Dans sa série “Fleurs de poirier”, Yan capture le moment éphémère où les fleurs blanches éclosent sur les branches nues. Pour les habitants du nord-ouest de la Chine, ces fleurs annoncent le printemps après un hiver brutal. Elles représentent ce que Tuan appellerait un “topophilie”, un lien affectif entre les personnes et le lieu. Yan Bing comprend instinctivement que l’expérience du lieu n’est pas simplement visuelle mais multisensorielle. Il peint les textures rugueuses des pommes de terre, l’humidité veloutée des champignons, la légèreté aérienne des fleurs de poirier, de manière à ce que le spectateur puisse presque les toucher, les sentir.

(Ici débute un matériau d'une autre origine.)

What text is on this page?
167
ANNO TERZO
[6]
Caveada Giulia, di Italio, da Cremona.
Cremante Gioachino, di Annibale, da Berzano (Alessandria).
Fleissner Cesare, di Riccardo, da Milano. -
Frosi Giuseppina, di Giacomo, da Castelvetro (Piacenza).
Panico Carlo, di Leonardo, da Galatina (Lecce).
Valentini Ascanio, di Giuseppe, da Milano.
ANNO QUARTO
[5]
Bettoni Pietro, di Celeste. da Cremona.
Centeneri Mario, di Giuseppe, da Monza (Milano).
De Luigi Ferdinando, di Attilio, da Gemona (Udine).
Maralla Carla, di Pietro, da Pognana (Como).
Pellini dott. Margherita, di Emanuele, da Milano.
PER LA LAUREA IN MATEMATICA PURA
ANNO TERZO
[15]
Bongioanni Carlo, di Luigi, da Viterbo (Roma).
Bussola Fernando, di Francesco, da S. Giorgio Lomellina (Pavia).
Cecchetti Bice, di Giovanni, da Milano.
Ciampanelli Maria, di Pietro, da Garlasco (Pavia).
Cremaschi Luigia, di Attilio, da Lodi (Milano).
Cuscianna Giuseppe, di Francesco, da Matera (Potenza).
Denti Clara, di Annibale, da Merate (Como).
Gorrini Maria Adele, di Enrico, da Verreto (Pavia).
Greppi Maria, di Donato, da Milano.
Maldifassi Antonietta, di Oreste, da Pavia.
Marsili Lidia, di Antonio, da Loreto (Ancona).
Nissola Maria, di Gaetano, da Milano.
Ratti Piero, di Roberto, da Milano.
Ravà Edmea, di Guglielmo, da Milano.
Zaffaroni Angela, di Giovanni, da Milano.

La notion de “topophilie” de Tuan est particulièrement pertinente pour comprendre les tableaux récents de Yan Bing, ceux qui sont nés de son voyage à travers le Gansu. Ces paysages arides, ces légumes sauvages, ces nuages errants sont des manifestations de ce lien profond que l’artiste entretient avec sa terre natale. Ce n’est pas un lien sentimental ou nostalgique, mais quelque chose de plus profond, de presque viscéral.

Tuan souligne comment l’expérience du lieu est façonnée par notre corps et nos sens. Yan Bing, qui a travaillé la terre dans sa jeunesse, qui a planté et récolté des pommes de terre, qui a marché sous le soleil brûlant du Gansu, traduit cette expérience corporelle dans ses tableaux. Ses pommes de terre ne sont pas simplement “vues” ; elles sont “connues” à travers une expérience vécue. “Un lieu”, écrit Tuan, “est le centre des valeurs ressenties” [5]. Les objets que peint Yan Bing, pommes de terre, champignons, légumes sauvages, sont précisément de tels centres de valeurs. Ils ne sont pas choisis pour leur beauté conventionnelle, mais pour leur signification dans un système de valeurs enraciné dans l’expérience de la vie rurale du nord-ouest chinois.

Ce qui distingue Yan Bing d’autres peintres contemporains, c’est sa capacité à transformer ces objets ordinaires en porteurs d’un sens universel, tout en préservant leur ancrage dans une expérience locale spécifique. C’est exactement ce que Tuan considère comme la marque d’un véritable “sens du lieu”, à la fois profondément personnel et largement communicable.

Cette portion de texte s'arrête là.